The 1992 Olympic Basketball Dream Team, made up of legends like Michael Jordan, Magic Johnson, and Scottie Pippen, dominated the Olympics, winning by an average of 40 points each game. The team seemed invincible, except for the day it wasn’t.
The game was a 20-minute scrimmage, which took place in June of 1992, in San Diego, California. The shocked victors were a star-studded college line-up. The reported margin was around eight points, with a final score of 62-54 (though coach Chuck Daly cleared the scoreboard before media were allowed in afterward). How could a powerhouse lose to amateurs? The answer was simple. Individual stars could not work together as a team. The talent was not enough to compensate for the lack of unity in the team.
Acceptance, Agreement, and Alignment
Without a unified team, the mission of your organization is lost.
Unity refers to the synergy of individuals working together to make a larger vision happen. This means each contributor to the team must be wholeheartedly focused on the same outcome to create consistency and achieve success.
What builds unity in business settings?
Generally, if people trust their leader and believe they have a voice at the table, they feel aligned with the greater purpose of an organization.
But the responsibility for building alignment lies with the leader, and includes three levels of unity:
Most companies already have this first (and lowest) level of unity, appointing a formal leader with team members who agree on this hierarchy.
At this level, people go along with the status quo because if they happen to object, they perceive the cost of speaking up as too great.
At this level of unity, people agree with a team’s direction and generally support it.
Unfortunately, they are not necessarily invested in the leader’s ideas or committed to making them happen. While leaders may not experience outright resistance, at this level, teams lack momentum and can’t seem to make things happen.
Here leaders find that people are not just with them, but fully behind them.
They’re committed to making the shared vision a reality and give tremendous effort to making it happen. They voice support in public and aren’t afraid to share concerns in private.

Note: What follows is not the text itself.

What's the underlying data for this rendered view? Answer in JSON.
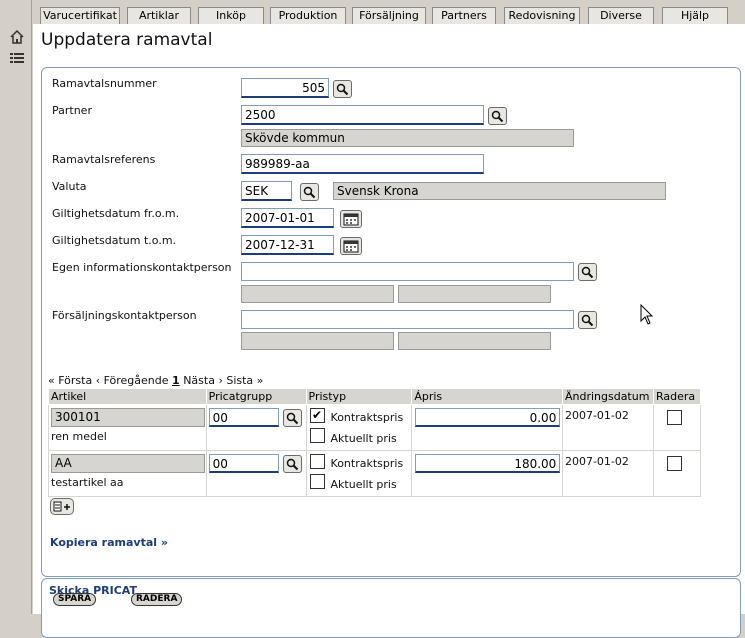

Move People Forward with Brave Communication
What happens if your team is stuck at level one or two? Leaders can take several steps to build unity in practical ways:
- Discuss the levels of unity with your team, asking people to speak honestly about where things are at or share sensitive feedback in private.
- Clearly articulate your vision, strategy, or your reason WHY. People can’t get on board with a vision if they don’t understand it. Be consistent in sharing the vision. The gravitational pull is always toward individual roles rather than team vision, and it’s your job to keep the end goal in sight.
- Encourage debate and deliberation by positioning yourself as a learner. When weighing decisions, gather as much input as possible, then share why you decided on a particular direction.
- Ask for buy-in. When you sense underlying tension, consider addressing it directly. Ask people who disagree with you to get on board anyway. On dicey decisions, it may be important to ask people (publicly, one by one, during a meeting) this question: “_____, can you align with this decision?”
Be brave in your communication, and you will cut to the core of disunity in your team. Remember, people can’t authentically buy-in until they’ve voluntarily committed first.